Кто же была она? Кто были ее враги? За что гнали они ее? Чем помешала им ее юная, только что расцветшая жизнь?
V
ЧЕРТОВО ГНЕЗДО
В 1747 году в Москве, в одном из тупичков, которыми изобилует местность, известная под именем Сивцева Вражка, стоял небольщой в пять окон одноэтажный домик, окрашенный когда-то в темно-красную, сделавшуюся от времени красно-бурой краску. Домик этот, перед которым находился небольшой палисадник, а сзади тянулся обширный сад, отделенный от не менее обширного двора высоким забором, несмотря на свою непривлекательную окраску, производил впечатление счастливого уголка, куда хотелось бы заглянуть прохожему, невольно думавшему, что в нем живут спокойно и счастливо добрые люди.

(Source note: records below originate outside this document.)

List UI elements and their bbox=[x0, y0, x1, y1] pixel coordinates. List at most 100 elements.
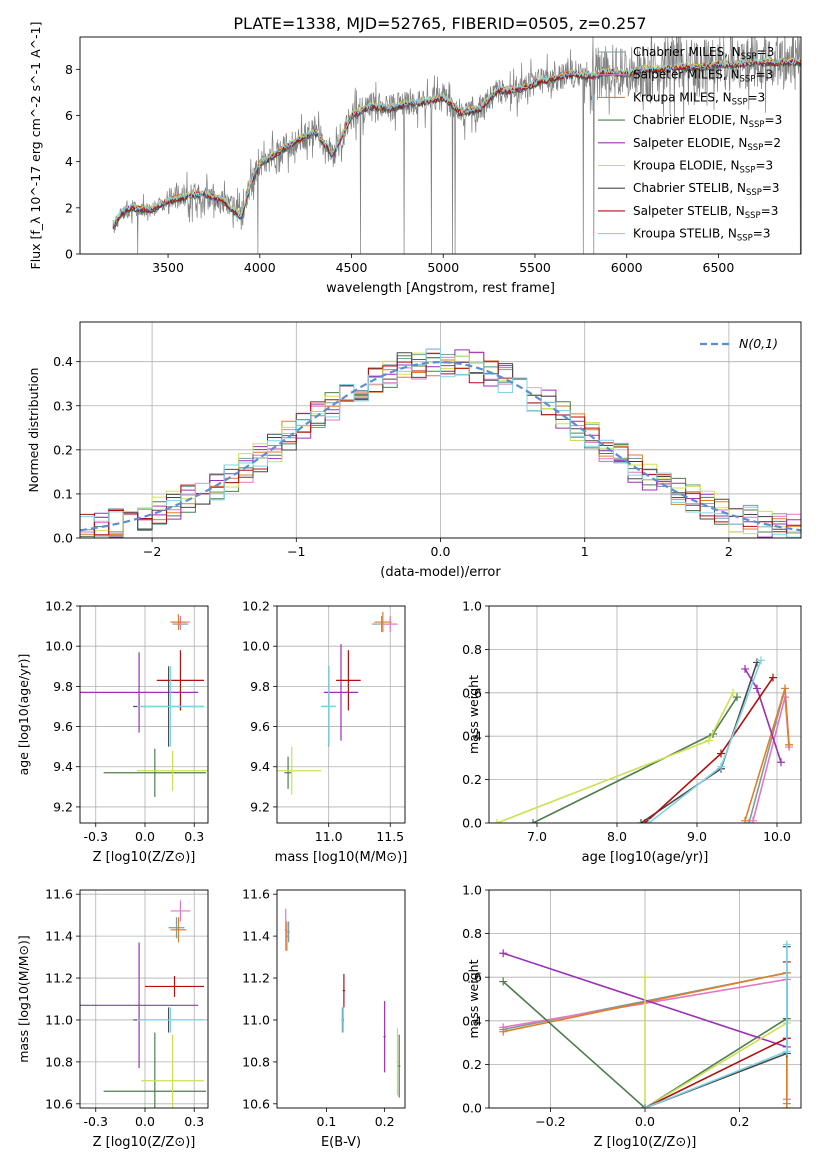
normal-curve bbox=[80, 360, 801, 532]
weight-marker bbox=[645, 819, 653, 823]
model-series bbox=[112, 57, 801, 227]
y-tick-label: 0.4 bbox=[462, 1013, 482, 1028]
y-axis-label: mass weight bbox=[466, 959, 481, 1038]
weight-series bbox=[748, 688, 790, 823]
observed-spectrum bbox=[112, 37, 801, 254]
y-tick-label: 11.0 bbox=[242, 1012, 270, 1027]
legend-entry: N(0,1) bbox=[739, 336, 778, 351]
y-tick-label: 6 bbox=[65, 108, 73, 123]
weight-marker bbox=[499, 949, 508, 958]
weight-marker bbox=[753, 684, 761, 693]
panel-spectrum: 3500 4000 4500 5000 5500 6000 6500 0 2 4 6 8 wavelen… bbox=[28, 22, 802, 296]
x-tick-label: 0.0 bbox=[431, 544, 451, 559]
plot-area bbox=[284, 908, 401, 1098]
weight-marker bbox=[749, 816, 757, 823]
y-tick-label: 9.4 bbox=[53, 759, 73, 774]
y-axis-label: mass weight bbox=[466, 675, 481, 754]
legend-entry: Kroupa ELODIE, NSSP=3 bbox=[633, 159, 773, 176]
panel-weight-vs-age: 7.0 8.0 9.0 10.0 0.0 0.2 0.4 0.6 0.8 1.0 age [log1… bbox=[462, 599, 802, 865]
y-tick-label: 9.6 bbox=[53, 719, 73, 734]
y-tick-label: 0.6 bbox=[462, 685, 482, 700]
weight-marker bbox=[781, 684, 789, 693]
weight-series bbox=[496, 692, 734, 823]
x-tick-label: 2 bbox=[725, 544, 733, 559]
weight-marker bbox=[529, 819, 537, 823]
x-tick-label: 0.2 bbox=[730, 1114, 750, 1129]
weight-marker bbox=[717, 762, 725, 771]
weight-series bbox=[644, 944, 788, 1108]
x-tick-label: 4500 bbox=[336, 260, 368, 275]
legend-entry: Kroupa MILES, NSSP=3 bbox=[633, 90, 765, 107]
weight-marker bbox=[741, 664, 749, 673]
x-tick-label: −2 bbox=[143, 544, 161, 559]
y-tick-label: 1.0 bbox=[462, 883, 482, 898]
x-tick-label: 0.2 bbox=[375, 1114, 395, 1129]
panel-weight-vs-Z: −0.2 0.0 0.2 0.0 0.2 0.4 0.6 0.8 1.0 Z [log10(Z/Z… bbox=[462, 883, 802, 1150]
weight-series bbox=[640, 662, 758, 823]
legend-entry: Salpeter ELODIE, NSSP=2 bbox=[633, 136, 781, 153]
y-tick-label: 8 bbox=[65, 62, 73, 77]
weight-marker bbox=[637, 819, 645, 823]
x-tick-label: 0.3 bbox=[184, 829, 204, 844]
y-tick-label: 11.4 bbox=[242, 929, 270, 944]
y-axis-label: age [log10(age/yr)] bbox=[16, 654, 31, 776]
weight-marker bbox=[782, 940, 791, 949]
x-tick-label: -0.3 bbox=[84, 1114, 108, 1129]
x-tick-label: 5500 bbox=[519, 260, 551, 275]
x-axis-label: wavelength [Angstrom, rest frame] bbox=[326, 281, 555, 296]
weight-series bbox=[644, 977, 788, 1108]
y-tick-label: 0.3 bbox=[53, 398, 73, 413]
weight-marker bbox=[733, 693, 741, 702]
axes-frame bbox=[276, 605, 406, 824]
weight-marker bbox=[717, 749, 725, 758]
axes-frame bbox=[79, 321, 802, 539]
y-tick-label: 0.4 bbox=[462, 729, 482, 744]
weight-marker bbox=[757, 656, 765, 665]
y-tick-label: 10.0 bbox=[45, 639, 73, 654]
y-tick-label: 0.1 bbox=[53, 486, 73, 501]
y-tick-label: 0.0 bbox=[462, 816, 482, 831]
panel-age-vs-Z: -0.3 0.0 0.3 9.2 9.4 9.6 9.8 10.0 10.2 Z [log10(Z… bbox=[16, 599, 209, 865]
x-tick-label: 0.3 bbox=[184, 1114, 204, 1129]
y-tick-label: 11.0 bbox=[45, 1012, 73, 1027]
spectrum-legend: Chabrier MILES, NSSP=3 Salpeter MILES, NS… bbox=[598, 45, 782, 244]
y-tick-label: 11.2 bbox=[45, 971, 73, 986]
weight-marker bbox=[782, 1047, 791, 1056]
weight-series bbox=[644, 946, 788, 1108]
plot-area bbox=[80, 322, 801, 538]
legend-entry: Chabrier ELODIE, NSSP=3 bbox=[633, 113, 782, 130]
y-tick-label: 10.8 bbox=[242, 1054, 270, 1069]
axes-frame bbox=[276, 889, 406, 1109]
y-tick-label: 2 bbox=[65, 200, 73, 215]
x-tick-label: 7.0 bbox=[527, 829, 547, 844]
weight-marker bbox=[641, 1104, 649, 1108]
x-tick-label: 0.0 bbox=[135, 829, 155, 844]
x-axis-label: E(B-V) bbox=[321, 1135, 361, 1150]
plot-area bbox=[80, 606, 208, 823]
weight-marker bbox=[782, 1104, 791, 1108]
y-tick-label: 11.6 bbox=[242, 887, 270, 902]
y-tick-label: 10.6 bbox=[45, 1096, 73, 1111]
x-tick-label: 8.0 bbox=[607, 829, 627, 844]
panel-mass-vs-Z: -0.3 0.0 0.3 10.6 10.8 11.0 11.2 11.4 11.6 Z [log… bbox=[16, 887, 209, 1150]
y-tick-label: 1.0 bbox=[462, 599, 482, 614]
weight-marker bbox=[729, 688, 737, 697]
y-tick-label: 10.2 bbox=[45, 599, 73, 614]
x-axis-label: (data-model)/error bbox=[380, 565, 501, 580]
axes-frame bbox=[79, 36, 802, 255]
y-tick-label: 9.4 bbox=[250, 759, 270, 774]
legend-entry: Chabrier MILES, NSSP=3 bbox=[633, 45, 774, 62]
x-tick-label: 1 bbox=[581, 544, 589, 559]
legend-entry: Chabrier STELIB, NSSP=3 bbox=[633, 181, 780, 198]
x-tick-label: 4000 bbox=[244, 260, 276, 275]
panel-mass-vs-EBV: 0.1 0.2 10.6 10.8 11.0 11.2 11.4 11.6 E(B-V) bbox=[242, 887, 406, 1150]
y-tick-label: 11.6 bbox=[45, 887, 73, 902]
axes-frame bbox=[488, 889, 802, 1109]
weight-marker bbox=[785, 740, 793, 749]
y-tick-label: 0.0 bbox=[462, 1101, 482, 1116]
y-tick-label: 11.4 bbox=[45, 929, 73, 944]
y-tick-label: 0.4 bbox=[53, 354, 73, 369]
legend-entry: Salpeter MILES, NSSP=3 bbox=[633, 68, 773, 85]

Но такие мысли и чувства мог пробуждать этот домик в голове и сердце лишь «захожего человека», попадавшего на Сивцев Вражек из какой-либо отдаленной местности обширной Москвы. Не только ближайшие соседи, но и жители прилегающих местностей хорошо знали, что наружность этого домика обманчива, что доказывалось данным ему соседями прозвищем «чертово гнездо».
Сторожилы хорошо помнили и охотно рассказывали историю этого домика более чем за четверть века. Прежде всего, они объясняли, что домик этот был окрашен когда-то в ярко-красную краску, цвета человеческой крови, иные, менее сдержанные на язык, просто удостоверяли, что он был окрашен человеческой кровью. В нем жил, худой как щепка, длинный как жердь, и как лунь седой старик, носивший и зиму и лето платье ярко красного цвета. Несмотря на свои лета, он был крепок и силен, управлялся в доме без прислуги, если не считать глухонемого дворика, в косую сажень ростом, убиравшего двор и исполнявшего обязанности сторожа.

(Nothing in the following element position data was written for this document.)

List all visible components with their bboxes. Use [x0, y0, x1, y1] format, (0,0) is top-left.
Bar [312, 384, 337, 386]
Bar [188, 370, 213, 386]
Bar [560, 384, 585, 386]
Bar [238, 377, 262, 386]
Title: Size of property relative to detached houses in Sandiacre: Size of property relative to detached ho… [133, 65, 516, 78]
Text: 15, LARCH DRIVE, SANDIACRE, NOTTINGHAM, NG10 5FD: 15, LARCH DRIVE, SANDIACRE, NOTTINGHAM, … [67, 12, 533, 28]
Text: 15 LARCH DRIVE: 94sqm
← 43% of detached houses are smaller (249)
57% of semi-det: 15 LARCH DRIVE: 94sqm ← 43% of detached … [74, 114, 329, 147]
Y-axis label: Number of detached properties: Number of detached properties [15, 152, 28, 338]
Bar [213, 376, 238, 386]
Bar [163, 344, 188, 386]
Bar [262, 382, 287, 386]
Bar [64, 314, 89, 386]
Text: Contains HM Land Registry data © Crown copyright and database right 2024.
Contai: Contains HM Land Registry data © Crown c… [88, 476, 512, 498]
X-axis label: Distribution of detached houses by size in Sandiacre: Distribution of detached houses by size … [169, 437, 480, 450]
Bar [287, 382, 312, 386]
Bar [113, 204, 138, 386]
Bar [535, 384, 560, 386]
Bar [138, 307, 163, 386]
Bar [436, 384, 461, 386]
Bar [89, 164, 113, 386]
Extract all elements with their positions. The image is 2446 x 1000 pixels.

Старик этот, по мнению одних, был «колдун», «кудесник», по мнению других «масон», третьи же утверждали, что он был «оборотень». Никто не посещал старика, не было у него, видимо, ни родных, ни знакомых, только два раза в год, в определенное время и всегда ночью, у «кровавого домика» происходил съезд всевозможных, и городских, и дорожных экипажей. К старику собирались знатные бары, но что они делали там, оставалось неизвестным для самых любопытных, там ворота были высоки, а окна запирались плотными ставнями.

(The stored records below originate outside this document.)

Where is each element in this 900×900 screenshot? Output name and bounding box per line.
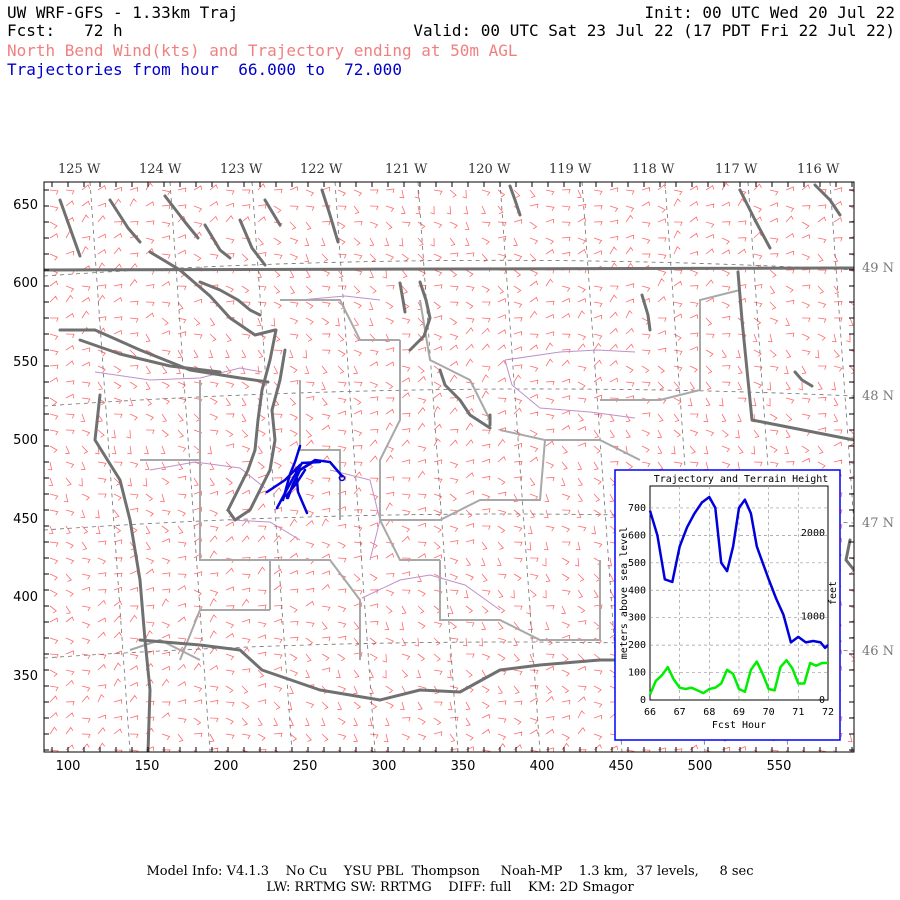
- inset-y-tick-label: 0: [640, 695, 646, 706]
- x-tick-label: 150: [135, 759, 160, 774]
- inset-x-ticks: 66 67 68 69 70 71 72: [644, 707, 834, 718]
- trajectory-height-inset: Trajectory and Terrain Height 66 67 68 69 70…: [614, 469, 841, 741]
- trajectory-range: Trajectories from hour 66.000 to 72.000: [7, 60, 402, 79]
- lat-label: 47 N: [862, 516, 894, 531]
- trajectory-paths: [265, 444, 344, 515]
- wind-barb-field: [47, 182, 854, 752]
- map-subtitle: North Bend Wind(kts) and Trajectory endi…: [7, 41, 518, 60]
- inset-series: [648, 495, 829, 695]
- inset-x-tick-label: 66: [644, 707, 656, 718]
- x-tick-label: 200: [214, 759, 239, 774]
- inset-y-tick-label: 300: [628, 613, 646, 624]
- lon-label: 122 W: [300, 162, 343, 177]
- valid-time: Valid: 00 UTC Sat 23 Jul 22 (17 PDT Fri …: [413, 21, 895, 40]
- inset-x-tick-label: 70: [763, 707, 775, 718]
- inset-y-label-right: feet: [828, 581, 839, 605]
- lon-label: 125 W: [58, 162, 101, 177]
- forecast-hour: Fcst: 72 h: [7, 21, 123, 40]
- inset-y-tick-label-right: 2000: [801, 528, 825, 539]
- chart-title: UW WRF-GFS - 1.33km Traj: [7, 3, 239, 22]
- inset-y-tick-label: 200: [628, 640, 646, 651]
- y-tick-label: 350: [13, 669, 38, 684]
- inset-y-tick-label: 700: [628, 503, 646, 514]
- lon-label: 117 W: [715, 162, 758, 177]
- inset-x-tick-label: 67: [674, 707, 686, 718]
- x-tick-label: 500: [688, 759, 713, 774]
- lon-label: 116 W: [797, 162, 840, 177]
- inset-y-ticks: 0 100 200 300 400 500 600 700: [628, 503, 646, 706]
- lat-label: 49 N: [862, 261, 894, 276]
- x-tick-label: 100: [56, 759, 81, 774]
- lon-label: 121 W: [385, 162, 428, 177]
- trajectory-end-marker: [338, 474, 346, 482]
- inset-y-tick-label: 600: [628, 530, 646, 541]
- inset-y-label-left: meters above sea level: [619, 527, 630, 659]
- map-frame: [43, 181, 855, 753]
- x-tick-label: 250: [293, 759, 318, 774]
- trajectory-height-line: [648, 495, 829, 650]
- lon-label: 124 W: [139, 162, 182, 177]
- y-tick-label: 650: [13, 198, 38, 213]
- lon-label: 120 W: [468, 162, 511, 177]
- x-tick-label: 400: [530, 759, 555, 774]
- inset-x-tick-label: 69: [733, 707, 745, 718]
- model-info-line1: Model Info: V4.1.3 No Cu YSU PBL Thompso…: [146, 864, 754, 879]
- inset-x-tick-label: 71: [792, 707, 804, 718]
- init-time: Init: 00 UTC Wed 20 Jul 22: [644, 3, 895, 22]
- x-tick-label: 300: [372, 759, 397, 774]
- inset-y-ticks-right: 0 1000 2000: [801, 528, 825, 706]
- inset-y-tick-label: 400: [628, 585, 646, 596]
- inset-x-tick-label: 68: [703, 707, 715, 718]
- inset-y-tick-label-right: 1000: [801, 611, 825, 622]
- x-tick-label: 350: [451, 759, 476, 774]
- inset-title: Trajectory and Terrain Height: [654, 474, 829, 485]
- inset-y-tick-label: 500: [628, 558, 646, 569]
- y-tick-label: 550: [13, 355, 38, 370]
- lon-label: 118 W: [632, 162, 675, 177]
- inset-y-tick-label: 100: [628, 668, 646, 679]
- lat-label: 48 N: [862, 389, 894, 404]
- lon-label: 123 W: [220, 162, 263, 177]
- inset-x-label: Fcst Hour: [712, 720, 766, 731]
- county-boundaries: [94, 295, 636, 611]
- map-axis-ticks: [44, 182, 854, 752]
- wind-barbs: [47, 182, 854, 752]
- lon-label: 119 W: [549, 162, 592, 177]
- y-tick-label: 400: [13, 590, 38, 605]
- x-tick-label: 550: [767, 759, 792, 774]
- lat-label: 46 N: [862, 644, 894, 659]
- coastline-and-borders: [44, 183, 854, 752]
- model-info-line2: LW: RRTMG SW: RRTMG DIFF: full KM: 2D Sm…: [266, 880, 634, 895]
- y-tick-label: 500: [13, 433, 38, 448]
- terrain-height-line: [648, 658, 828, 695]
- y-tick-label: 450: [13, 512, 38, 527]
- inset-y-tick-label-right: 0: [819, 695, 825, 706]
- x-tick-label: 450: [609, 759, 634, 774]
- inset-x-tick-label: 72: [822, 707, 834, 718]
- y-tick-label: 600: [13, 276, 38, 291]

Там жил старик, окруженный таинственностью, никем не беспокоенный, даже полицией, представители которой, к удивлению соседей, особенно почтительно раскланивались с ним при встрече. Это подавало мысль любопытным навести справку о загадочном старике у охранителей тогдашнего московского порядка, но попытка эта оказалась тщетной.
Полицейские отзывались незнанием, объясняя свои почтительные поклоны уважением к старости, предписанной святым писанием. Любопытствующие качали головой, удивляясь такой религиозности полицейских, но уходили от них неудовлетворенными.